ST. GEORGE Students will have another option when it comes to choosing a four-year degree at Dixie State College beginning this fall semester.
The Utah State Board of Regents approved the proposed integrated studies degree at a meeting earlier this month. The new bachelor's degree will consist of common core and select concentrations of nine disciplines including business, communication, computer and information technology, English, biology, mathematical sciences, psychology, fine arts and Spanish.
"This one degree is actually 36 options," said Donna Dillingham-Evans, DSC vice president of academic services. "Students who are interested in these nine areas can now stay here at Dixie State College, take upper-division courses and continue to make progress toward their degrees."
The program is aimed at "any student interested in tailoring a degree to meet their unique interests by combining coursework in two different disciplines," said DSC assistant professor of English Darl Biniaz.
"Students who want to major in a discipline other than those presently available at Dixie State, and those who have earned college credits beyond an associate's degree but who have not completed a four-year degree, will find this degree especially attractive," Biniaz said.
The new degree is also expected to help Dixie officials prove the need for separate degrees in each of the specific areas, said Don Hinton, DSC dean of education, humanities, arts and social sciences.
"This degree expands the opportunities for our students and opens the door to additional desired degrees," Hinton said.
Dixie State College officials also are investigating the possibility of a potential affiliation with the University of Utah, making the St. George campus the University of Utah-St. George.

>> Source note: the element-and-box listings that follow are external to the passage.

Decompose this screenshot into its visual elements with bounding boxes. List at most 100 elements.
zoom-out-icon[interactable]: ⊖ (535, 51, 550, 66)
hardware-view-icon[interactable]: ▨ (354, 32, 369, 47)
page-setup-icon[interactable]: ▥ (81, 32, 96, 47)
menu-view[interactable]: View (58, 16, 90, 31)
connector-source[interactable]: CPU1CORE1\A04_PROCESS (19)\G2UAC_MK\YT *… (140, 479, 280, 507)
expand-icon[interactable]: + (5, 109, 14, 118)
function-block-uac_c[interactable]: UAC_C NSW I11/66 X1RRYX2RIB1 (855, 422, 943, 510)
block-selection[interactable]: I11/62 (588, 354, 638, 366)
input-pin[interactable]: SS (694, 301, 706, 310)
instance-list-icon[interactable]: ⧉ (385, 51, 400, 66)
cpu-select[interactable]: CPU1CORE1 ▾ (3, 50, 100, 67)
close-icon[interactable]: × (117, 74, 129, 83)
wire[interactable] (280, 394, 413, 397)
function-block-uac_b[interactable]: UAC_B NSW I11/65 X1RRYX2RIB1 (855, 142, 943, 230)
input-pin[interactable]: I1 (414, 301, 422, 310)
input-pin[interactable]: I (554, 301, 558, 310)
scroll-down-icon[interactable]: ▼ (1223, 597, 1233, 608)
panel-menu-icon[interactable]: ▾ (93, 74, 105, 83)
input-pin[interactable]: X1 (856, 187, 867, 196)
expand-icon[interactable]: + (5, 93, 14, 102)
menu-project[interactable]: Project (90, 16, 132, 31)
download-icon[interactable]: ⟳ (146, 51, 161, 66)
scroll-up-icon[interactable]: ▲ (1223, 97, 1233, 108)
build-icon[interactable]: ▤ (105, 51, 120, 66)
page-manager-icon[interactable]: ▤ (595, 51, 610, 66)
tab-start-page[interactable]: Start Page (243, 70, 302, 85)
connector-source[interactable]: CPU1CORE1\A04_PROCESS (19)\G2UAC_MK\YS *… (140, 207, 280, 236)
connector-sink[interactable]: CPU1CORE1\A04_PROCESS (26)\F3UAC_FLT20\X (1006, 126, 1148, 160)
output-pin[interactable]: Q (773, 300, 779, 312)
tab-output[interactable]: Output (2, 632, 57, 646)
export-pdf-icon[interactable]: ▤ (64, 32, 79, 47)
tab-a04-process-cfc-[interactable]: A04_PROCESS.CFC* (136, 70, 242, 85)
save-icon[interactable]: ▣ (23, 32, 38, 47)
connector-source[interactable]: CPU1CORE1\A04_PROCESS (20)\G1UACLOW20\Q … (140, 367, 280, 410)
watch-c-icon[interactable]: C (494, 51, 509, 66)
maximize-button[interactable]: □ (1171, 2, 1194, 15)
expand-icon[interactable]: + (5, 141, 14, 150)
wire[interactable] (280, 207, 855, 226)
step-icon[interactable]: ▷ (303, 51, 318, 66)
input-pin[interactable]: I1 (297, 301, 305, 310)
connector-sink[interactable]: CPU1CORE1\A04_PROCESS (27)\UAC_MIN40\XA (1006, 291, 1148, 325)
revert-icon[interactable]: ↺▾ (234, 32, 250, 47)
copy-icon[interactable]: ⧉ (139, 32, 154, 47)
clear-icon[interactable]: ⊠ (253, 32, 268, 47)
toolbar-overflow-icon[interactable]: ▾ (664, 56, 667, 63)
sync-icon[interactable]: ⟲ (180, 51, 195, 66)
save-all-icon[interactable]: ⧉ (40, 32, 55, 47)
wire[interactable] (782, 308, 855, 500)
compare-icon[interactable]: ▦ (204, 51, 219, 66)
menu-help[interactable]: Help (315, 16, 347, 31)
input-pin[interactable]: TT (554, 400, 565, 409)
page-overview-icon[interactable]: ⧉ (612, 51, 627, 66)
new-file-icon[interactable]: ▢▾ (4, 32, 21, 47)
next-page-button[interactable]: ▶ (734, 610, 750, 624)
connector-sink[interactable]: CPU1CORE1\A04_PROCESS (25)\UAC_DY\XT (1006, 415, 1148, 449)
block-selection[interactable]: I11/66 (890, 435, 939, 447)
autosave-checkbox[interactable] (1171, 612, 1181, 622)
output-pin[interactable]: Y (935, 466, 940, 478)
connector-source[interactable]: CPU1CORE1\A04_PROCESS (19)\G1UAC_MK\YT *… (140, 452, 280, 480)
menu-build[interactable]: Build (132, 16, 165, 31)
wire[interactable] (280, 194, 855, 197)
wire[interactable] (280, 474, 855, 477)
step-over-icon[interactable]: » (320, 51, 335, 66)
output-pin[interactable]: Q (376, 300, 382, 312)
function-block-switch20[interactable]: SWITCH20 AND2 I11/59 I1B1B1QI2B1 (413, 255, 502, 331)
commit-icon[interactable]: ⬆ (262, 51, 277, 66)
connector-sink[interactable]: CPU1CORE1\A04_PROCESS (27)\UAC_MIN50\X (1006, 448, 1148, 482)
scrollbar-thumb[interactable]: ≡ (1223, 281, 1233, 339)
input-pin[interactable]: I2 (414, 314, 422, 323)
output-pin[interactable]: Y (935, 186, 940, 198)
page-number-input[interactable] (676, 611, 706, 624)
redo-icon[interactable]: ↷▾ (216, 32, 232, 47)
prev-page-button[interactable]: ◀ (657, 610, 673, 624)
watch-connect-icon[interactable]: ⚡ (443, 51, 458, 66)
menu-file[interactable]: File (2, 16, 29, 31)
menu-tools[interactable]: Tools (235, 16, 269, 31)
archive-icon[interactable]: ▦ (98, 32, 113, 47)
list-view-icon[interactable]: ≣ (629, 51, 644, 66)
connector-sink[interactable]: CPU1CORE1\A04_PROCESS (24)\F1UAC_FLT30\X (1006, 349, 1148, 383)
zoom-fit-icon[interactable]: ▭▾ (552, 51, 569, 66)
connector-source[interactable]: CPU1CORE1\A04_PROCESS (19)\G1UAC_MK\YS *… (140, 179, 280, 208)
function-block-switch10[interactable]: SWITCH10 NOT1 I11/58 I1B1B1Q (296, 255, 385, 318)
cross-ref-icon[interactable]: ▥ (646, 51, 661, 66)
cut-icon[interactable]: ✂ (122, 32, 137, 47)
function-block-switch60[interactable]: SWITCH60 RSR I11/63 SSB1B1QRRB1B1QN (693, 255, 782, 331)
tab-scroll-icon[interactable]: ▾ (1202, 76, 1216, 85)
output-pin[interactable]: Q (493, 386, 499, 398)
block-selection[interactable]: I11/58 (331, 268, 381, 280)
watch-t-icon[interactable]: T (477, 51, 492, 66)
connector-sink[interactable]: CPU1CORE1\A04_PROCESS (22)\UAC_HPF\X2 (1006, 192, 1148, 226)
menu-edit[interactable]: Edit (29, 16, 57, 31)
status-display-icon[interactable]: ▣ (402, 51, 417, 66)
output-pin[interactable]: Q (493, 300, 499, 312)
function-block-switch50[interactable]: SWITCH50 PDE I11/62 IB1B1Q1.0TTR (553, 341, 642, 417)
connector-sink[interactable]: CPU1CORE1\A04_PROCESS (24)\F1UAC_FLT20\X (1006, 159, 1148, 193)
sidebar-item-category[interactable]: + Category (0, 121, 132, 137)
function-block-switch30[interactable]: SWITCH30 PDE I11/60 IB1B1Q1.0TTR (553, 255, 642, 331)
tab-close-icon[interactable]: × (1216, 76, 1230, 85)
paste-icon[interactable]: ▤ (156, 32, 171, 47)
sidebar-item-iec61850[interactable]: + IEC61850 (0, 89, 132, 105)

A task force composed of officials from Dixie State College and the University of Utah is working on the concept, which proponents say would open the door to more options for area students.
The idea is not without controversy, however. Two members of the Dixie State College Board of Trustees question the idea, citing the loss of local control and the requirement that the name "Dixie" be dropped from the school's title.A status report on the possible merger, including results of a fact-finding trip and questions over institutional identity, will be presented during Friday's meeting of the DSC Board of Trustees.